Kidney disease remains one of the most daunting health challenges globally, but inspiring advancements at the Hughes Lab at the University of Pennsylvania may signal a transformative leap forward. Researchers have uncovered crucial mechanical cues that could guide the development of artificial kidney tissue, offering new hope for millions suffering from chronic kidney disease (CKD).
Densely packed with tubules known as nephrons, kidneys are vital for filtering blood, regulating blood pressure and maintaining fluid balance. However, the kidney’s limited capacity to regenerate makes diseases like CKD particularly devastating.
“There is a huge clinical burden of kidney disease,” Alex Hughes, assistant professor in bioengineering within Penn Engineering and in cell and developmental biology within Penn Medicine, said in a news release. “And there are relatively few engineers trying to come up with new solutions.”
The numbers are stark. CKD affects over 850 million people worldwide, including more than one in seven Americans. Many patients remain unaware of their condition until it progresses significantly, leading to kidney failure — an outcome entailing either dialysis or transplantation. With a U.S. transplant waiting list around 100,000 and a three- to five-year wait time, the present solutions are far from ideal.
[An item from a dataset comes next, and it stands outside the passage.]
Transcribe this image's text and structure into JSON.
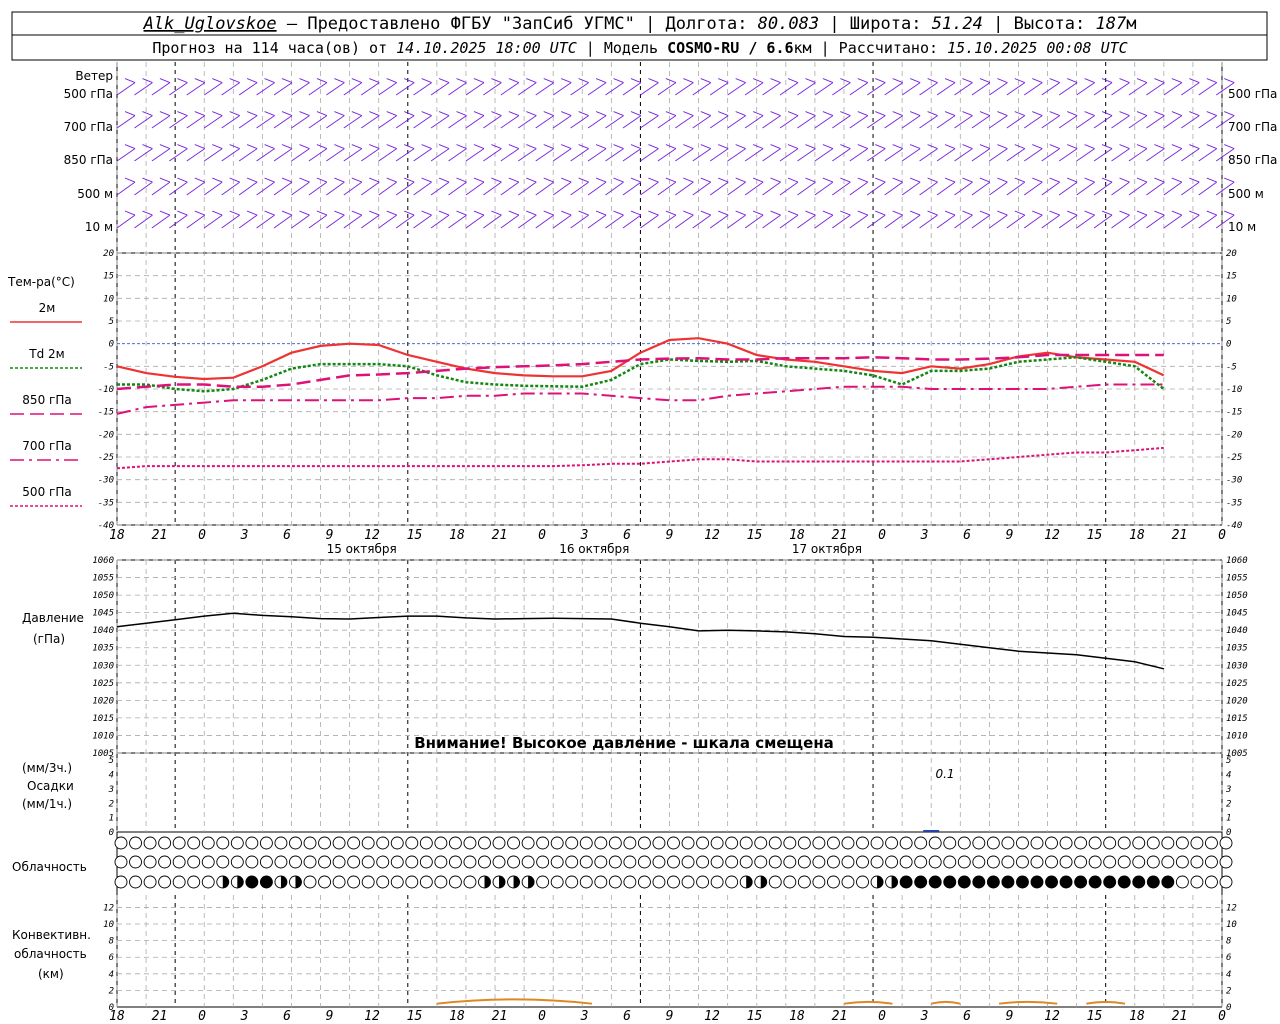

Seeking to address this, the Hughes Lab has zeroed in on the mechanisms behind kidney formation. Kidneys develop like forests of pipes, with nephrons forming as tubules branch and react to their environment. Hughes and his team discovered these tubules generate tiny mechanical stress waves as they grow, explaining the variable number of nephrons in each kidney.
“It’s like a city’s water distribution network,” Hughes added, “but it’s being built by these cells that somehow collectively know what to build and where their neighbors are and what junctions to make, all without a blueprint.”
In a recent paper published in the journal Nature Materials, the team identified these stress waves as a potential signpost for nephron formation. By simulating this rhythm, they aim to guide the creation of artificial kidneys — an approach that could ultimately bypass the need for dialysis and transplantation altogether.
The complexity of this task cannot be understated. Current artificial kidney tissues, or organoids, lack the ordered structure necessary for effective function.
“You can create the right cell types,” added Hughes, “but their spatial organization is incorrect for the most part.”
These misalignments prevent organoids from functioning like natural kidneys, which precisely filter waste and ensure it exits the body.
The Hughes Lab is overcoming these challenges by developing custom microwells that facilitate the optimal conditions for kidney tissue growth.
A second paper published in Cell Systems highlights their strategy of creating tiny cell communities in controlled ratios to form a “goldilocks” ratio for optimal organoid composition.
“If we change the ratio, we see quite different compositions of the organoid,” Hughes said. “So you can treat these as designer organoids where you have control over the outcome.”
The lab’s dual insights into mechanical stress waves and precise cell ratios offer a promising blueprint for future kidney tissue engineering.
“You can imagine as these organoids are differentiating, you could simulate that rhythmic process and see if suddenly you can kick off a larger-scale outcome,” Hughes added.
As CKD is projected to become the fifth-leading cause of years of life lost globally by 2040, the urgency of the Hughes Lab’s research cannot be overstated.
“I think there’s just enormous opportunity to think about synthetically reconstituting kidney tissues for regenerative medicine,” Hughes added, looking toward a future where innovation and science meet to alleviate a significant global health burden.